Hilfsmittel und Unterstützung
Für Menschen mit Epilepsie gibt es verschiedene Hilfsmittel und Unterstützungsmöglichkeiten:
- Epilepsie-Überwachungsgeräte: Diese Geräte erkennen Anfälle und lösen einen Alarm aus, z.B. bei Angehörigen oder in einer Notrufzentrale.
- Sturzmelder: Können bei Anfällen mit Bewusstseinsverlust und Sturz helfen.
- Epilepsiehunde: Können Anfälle vorhersehen oder während eines Anfalls helfen.
Risiken und Vorsichtsmaßnahmen
Epileptische Anfälle können zu Verletzungen und sogar zum Tod führen. Außerdem besteht ein gewisses Risiko, bei einem Status epilepticus oder durch SUDEP (sudden unexpected death in epilepsy) zu versterben oder Langzeitschäden davon zu tragen.

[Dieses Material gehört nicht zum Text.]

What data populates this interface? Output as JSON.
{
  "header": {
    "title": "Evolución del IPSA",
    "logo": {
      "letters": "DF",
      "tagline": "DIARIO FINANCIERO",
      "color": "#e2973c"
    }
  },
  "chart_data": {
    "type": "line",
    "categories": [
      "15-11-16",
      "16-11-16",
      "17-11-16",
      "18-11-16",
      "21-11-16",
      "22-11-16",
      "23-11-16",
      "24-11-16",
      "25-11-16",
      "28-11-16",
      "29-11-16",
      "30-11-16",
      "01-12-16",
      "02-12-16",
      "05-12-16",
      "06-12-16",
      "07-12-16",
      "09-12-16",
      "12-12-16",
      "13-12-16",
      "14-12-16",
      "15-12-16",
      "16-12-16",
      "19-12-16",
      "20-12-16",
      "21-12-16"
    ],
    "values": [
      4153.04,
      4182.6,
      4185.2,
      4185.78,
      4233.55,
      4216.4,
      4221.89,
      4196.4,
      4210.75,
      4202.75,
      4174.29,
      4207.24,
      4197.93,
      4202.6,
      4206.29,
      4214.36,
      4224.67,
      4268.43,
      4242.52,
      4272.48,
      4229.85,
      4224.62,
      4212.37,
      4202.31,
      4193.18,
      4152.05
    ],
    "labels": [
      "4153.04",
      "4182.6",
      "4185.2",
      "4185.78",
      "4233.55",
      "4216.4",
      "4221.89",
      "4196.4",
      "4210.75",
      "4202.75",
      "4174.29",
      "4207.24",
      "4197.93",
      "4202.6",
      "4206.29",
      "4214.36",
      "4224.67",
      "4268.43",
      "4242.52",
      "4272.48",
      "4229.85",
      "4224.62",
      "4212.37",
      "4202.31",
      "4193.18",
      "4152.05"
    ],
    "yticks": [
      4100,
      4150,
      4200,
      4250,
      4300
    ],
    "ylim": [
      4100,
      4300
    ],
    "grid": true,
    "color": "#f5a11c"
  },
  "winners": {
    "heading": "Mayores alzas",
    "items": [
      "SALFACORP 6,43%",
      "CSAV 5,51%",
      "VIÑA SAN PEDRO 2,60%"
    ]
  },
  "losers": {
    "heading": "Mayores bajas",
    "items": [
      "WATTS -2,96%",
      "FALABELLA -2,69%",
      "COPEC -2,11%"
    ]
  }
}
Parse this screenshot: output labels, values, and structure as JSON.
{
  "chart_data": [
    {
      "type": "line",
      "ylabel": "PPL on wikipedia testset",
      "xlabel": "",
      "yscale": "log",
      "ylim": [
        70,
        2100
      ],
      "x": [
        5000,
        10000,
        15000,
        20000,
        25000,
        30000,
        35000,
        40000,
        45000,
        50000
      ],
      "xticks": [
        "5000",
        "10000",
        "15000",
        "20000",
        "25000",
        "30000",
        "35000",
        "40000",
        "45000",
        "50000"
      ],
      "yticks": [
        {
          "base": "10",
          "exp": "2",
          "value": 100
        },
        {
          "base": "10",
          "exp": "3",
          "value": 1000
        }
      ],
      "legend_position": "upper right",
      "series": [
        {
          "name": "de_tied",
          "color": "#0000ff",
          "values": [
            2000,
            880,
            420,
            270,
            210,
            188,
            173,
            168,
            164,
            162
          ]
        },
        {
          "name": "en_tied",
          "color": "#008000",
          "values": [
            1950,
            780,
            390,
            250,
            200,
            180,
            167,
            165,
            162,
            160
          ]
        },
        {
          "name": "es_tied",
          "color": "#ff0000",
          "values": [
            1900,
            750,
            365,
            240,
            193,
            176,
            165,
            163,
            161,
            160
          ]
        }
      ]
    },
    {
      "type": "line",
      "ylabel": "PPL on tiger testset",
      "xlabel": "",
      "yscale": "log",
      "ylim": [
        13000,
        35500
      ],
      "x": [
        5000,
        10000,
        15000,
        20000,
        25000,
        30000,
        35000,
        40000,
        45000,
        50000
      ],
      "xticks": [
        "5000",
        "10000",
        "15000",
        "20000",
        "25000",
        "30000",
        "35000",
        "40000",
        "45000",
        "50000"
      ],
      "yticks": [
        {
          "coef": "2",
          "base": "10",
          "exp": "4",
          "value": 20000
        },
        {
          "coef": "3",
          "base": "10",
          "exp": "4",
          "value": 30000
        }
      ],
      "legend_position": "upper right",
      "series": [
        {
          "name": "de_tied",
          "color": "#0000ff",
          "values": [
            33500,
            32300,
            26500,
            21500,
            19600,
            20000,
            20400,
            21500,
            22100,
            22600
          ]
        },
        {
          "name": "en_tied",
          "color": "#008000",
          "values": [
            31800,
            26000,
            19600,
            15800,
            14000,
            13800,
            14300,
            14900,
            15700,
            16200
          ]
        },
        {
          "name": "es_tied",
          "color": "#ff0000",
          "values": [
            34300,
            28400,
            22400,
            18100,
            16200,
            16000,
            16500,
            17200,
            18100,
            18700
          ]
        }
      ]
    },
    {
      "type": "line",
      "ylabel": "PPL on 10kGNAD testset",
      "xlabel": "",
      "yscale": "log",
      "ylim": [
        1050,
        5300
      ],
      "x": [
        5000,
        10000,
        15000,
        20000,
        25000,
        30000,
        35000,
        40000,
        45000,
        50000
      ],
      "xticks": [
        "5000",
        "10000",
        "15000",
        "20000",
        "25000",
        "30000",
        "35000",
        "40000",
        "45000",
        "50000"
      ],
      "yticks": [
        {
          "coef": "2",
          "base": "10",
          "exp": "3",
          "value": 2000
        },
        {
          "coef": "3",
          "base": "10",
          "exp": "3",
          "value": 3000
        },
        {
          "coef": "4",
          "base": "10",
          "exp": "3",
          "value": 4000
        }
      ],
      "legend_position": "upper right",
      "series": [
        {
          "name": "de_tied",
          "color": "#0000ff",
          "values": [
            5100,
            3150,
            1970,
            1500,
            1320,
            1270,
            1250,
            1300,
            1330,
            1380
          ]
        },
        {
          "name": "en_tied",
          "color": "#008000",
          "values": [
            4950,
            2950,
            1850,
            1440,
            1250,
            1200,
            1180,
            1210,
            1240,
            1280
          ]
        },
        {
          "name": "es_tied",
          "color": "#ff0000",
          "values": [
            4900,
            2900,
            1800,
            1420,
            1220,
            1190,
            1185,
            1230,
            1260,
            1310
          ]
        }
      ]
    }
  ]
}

Es ist wichtig, Risikofaktoren zu minimieren und Vorsichtsmaßnahmen zu treffen:
- Beste Behandlung der Epilepsie: Konsequente Einnahme von Medikamenten.
- Anfallskalender verwenden: Um ggf. vorhandene Anfallsauslöser zu erkennen und die Behandlung zu verbessern.
- Scharfe Kanten und Gegenstände in der Wohnung sichern.
- Beim Rauchen besteht bei einem Anfall Brandgefahr.
- Epileptische Anfälle können sogar in der Badewanne zum Ertrinken führen.
- Wahrscheinlich lässt sich SUDEP oft verhindern, wenn Betroffene nach einem tonisch-klonischen Anfall nicht allein bleiben.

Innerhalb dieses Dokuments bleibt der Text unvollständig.